これが分かってから色々と分かってきた気がしたし、その構造と紐づけると色んなことが言えるような気がしました。
書きたい内容がすぐに思いつき、『君たちはどう生きるか』までの内容は割と最初の頃から書きたいテーマとして構想が出てきました。
「パラノ・スキゾ」「外向・内向」「強者・弱者」などはサラっとやりたかったですが、そうもいかなかったのでそれぞれ記事一つ分のボリュームになりました。
「孔子」と「老子」の辺りも「孔子は陽側で、老子は陰側なんですよ。」と、もっとササっと説明したかったですが、ちゃんと説明しなければならないテーマなのでめちゃくちゃ長くなってしまいました。
『陰陽哲学』ということで最後に哲学らしく現代思想の話をしていきました。
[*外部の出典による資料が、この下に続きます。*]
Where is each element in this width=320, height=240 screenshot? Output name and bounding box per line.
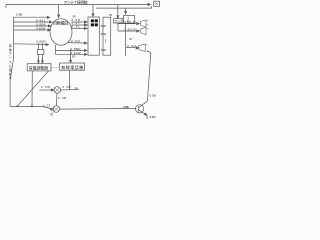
wire w5 lower bbox=[14, 43, 46, 46]
wire amp down with speaker branches bbox=[117, 23, 119, 31]
junction dots on w5 bbox=[38, 43, 40, 45]
speaker B bbox=[140, 28, 146, 35]
wire arrow into plug bbox=[148, 3, 151, 5]
wires connector to box1 bbox=[38, 55, 42, 61]
svg-text:0.5B: 0.5B bbox=[150, 93, 156, 97]
svg-text:2P: 2P bbox=[129, 38, 132, 41]
wire into circle1 left bbox=[40, 89, 52, 91]
svg-text:50Ω: 50Ω bbox=[101, 48, 106, 52]
wire drop to amp box bbox=[117, 5, 119, 16]
node left bus bbox=[10, 17, 43, 106]
wire drop to main unit bbox=[58, 5, 60, 15]
main unit ellipse bbox=[50, 19, 72, 46]
svg-text:+: + bbox=[147, 19, 149, 23]
wire drop from second line to speaker box bbox=[125, 8, 127, 11]
box tall 2 bbox=[103, 17, 111, 55]
svg-text:0.85R: 0.85R bbox=[36, 39, 46, 43]
speaker A bbox=[140, 20, 146, 27]
svg-text:0.5G: 0.5G bbox=[127, 44, 136, 48]
svg-text:0.5L: 0.5L bbox=[72, 25, 81, 29]
wire box2 bottom down bbox=[70, 70, 79, 90]
lamp circle1 bbox=[54, 87, 61, 94]
wire bus to circle2 w/ arrow bbox=[43, 107, 51, 109]
connector top-right plug bbox=[154, 1, 160, 6]
wire w3 bbox=[14, 25, 49, 27]
amp box bbox=[114, 19, 124, 23]
wire circle2 to transistor bbox=[60, 107, 137, 110]
svg-text:50Ω: 50Ω bbox=[101, 24, 106, 28]
svg-text:自動電話: 自動電話 bbox=[53, 19, 69, 26]
svg-text:無線電話機: 無線電話機 bbox=[61, 64, 83, 70]
wire emitter down bbox=[146, 115, 148, 119]
wire r2 bbox=[55, 49, 84, 51]
svg-text:0.5G-R: 0.5G-R bbox=[125, 28, 136, 32]
svg-text:2P: 2P bbox=[72, 55, 76, 59]
wire w2 bbox=[14, 21, 50, 23]
ground stub circle2 bbox=[50, 112, 55, 116]
svg-text:6P: 6P bbox=[109, 14, 112, 17]
transistor bbox=[136, 105, 144, 113]
speaker C bbox=[139, 44, 146, 52]
dashed link box1-box2 bbox=[52, 66, 60, 68]
svg-text:1.25B: 1.25B bbox=[123, 105, 129, 109]
box tall 1 bbox=[88, 17, 99, 55]
vertical text label left bbox=[9, 43, 12, 80]
wire r1 from ellipse right bbox=[68, 42, 84, 44]
wire below speaker box down bbox=[125, 23, 127, 56]
wire collector up bbox=[146, 51, 150, 102]
wire top bus bbox=[6, 5, 151, 9]
wire w4 bbox=[14, 29, 48, 31]
wire r3 bbox=[55, 53, 84, 55]
wire to speaker A bbox=[118, 23, 136, 25]
connector 2P small box bbox=[37, 50, 44, 55]
svg-text:0.5B: 0.5B bbox=[63, 85, 71, 89]
wire to speaker C bbox=[126, 47, 136, 49]
wire diagonal box1 to bottom bus bbox=[17, 71, 48, 106]
svg-text:音量調整器: 音量調整器 bbox=[29, 65, 48, 71]
svg-text:3P: 3P bbox=[75, 86, 78, 90]
wire box1 down bbox=[31, 71, 33, 106]
svg-text:1.25: 1.25 bbox=[43, 103, 50, 107]
wire into box2 top bbox=[70, 50, 72, 59]
wire drop to box1 bbox=[92, 5, 94, 14]
svg-text:1.5B: 1.5B bbox=[16, 13, 22, 17]
svg-text:+: + bbox=[146, 42, 148, 46]
svg-text:す: す bbox=[9, 75, 12, 80]
wire circle1 right bbox=[61, 89, 70, 91]
svg-text:0.5B: 0.5B bbox=[58, 96, 66, 100]
svg-text:0.85W: 0.85W bbox=[36, 26, 46, 30]
lamp circle2 bbox=[53, 106, 60, 113]
ellipse upper wires to box1tall bbox=[72, 21, 84, 23]
box2 handset box bbox=[60, 63, 85, 70]
wire ellipse bottom vertical bbox=[54, 45, 56, 55]
svg-text:+: + bbox=[147, 26, 149, 30]
svg-text:0.5W: 0.5W bbox=[150, 115, 156, 119]
wire to speaker B bbox=[118, 30, 136, 32]
svg-text:ピ: ピ bbox=[127, 19, 130, 24]
speaker connector box (vertical text) bbox=[124, 16, 135, 24]
wire w1 top-left bbox=[14, 16, 47, 18]
svg-text:0.5W: 0.5W bbox=[41, 85, 50, 89]
wire circle1 to circle2 bbox=[55, 93, 58, 105]
box1 control box bbox=[27, 64, 51, 71]
svg-text:50Ω: 50Ω bbox=[101, 32, 106, 36]
wire second top line bbox=[96, 6, 152, 8]
svg-text:0.5G: 0.5G bbox=[71, 39, 81, 43]
svg-text:アンプ: アンプ bbox=[114, 18, 123, 23]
もともとはこのように陰陽論と西洋哲学を繋げていくことを目的としたテキストでもあり、その「基礎」や「基本概要」を扱って終わりにするつもりだったのですが・・・
その割にはとてつもなく長くなってしまったし、やっとそこまで行った気分になりました。
『変換人型ゲシュタルト論』を書いている時もそうなんですが、2020年のコロナ過以降はテレワークが可能になったおかげで時間ができて、個人的にちょっと助かる展開になりました。
時間ができたら少しずつ書き進めていく日々・・・
テキストを書くことに関してはずっと試行錯誤の独学で、理解しやすい文章作りを意識して頑張って書いていますが、このシリーズは分かりやすかったでしょうか?
そもそもの内容が難しいことに関しては仕方がないと思うので・・・
それに対してベストな説明ができたならむしろ満足です。
自分が一番時間をかけてやっている専門はヌーソロジーなので、脱線して色々やってても結局はヌーソロジーの話に行き着いてしまう・・・
だから、結局はヌーソロジーの話をしていきたいですが、いきなりヌーソロジーの話をしたりするのは難しすぎる・・・
陰陽論はそれよりも一般向けということで、一般人にも通じやすいんじゃないでしょうか?
そんな感じのことを今後もやっていきたいです。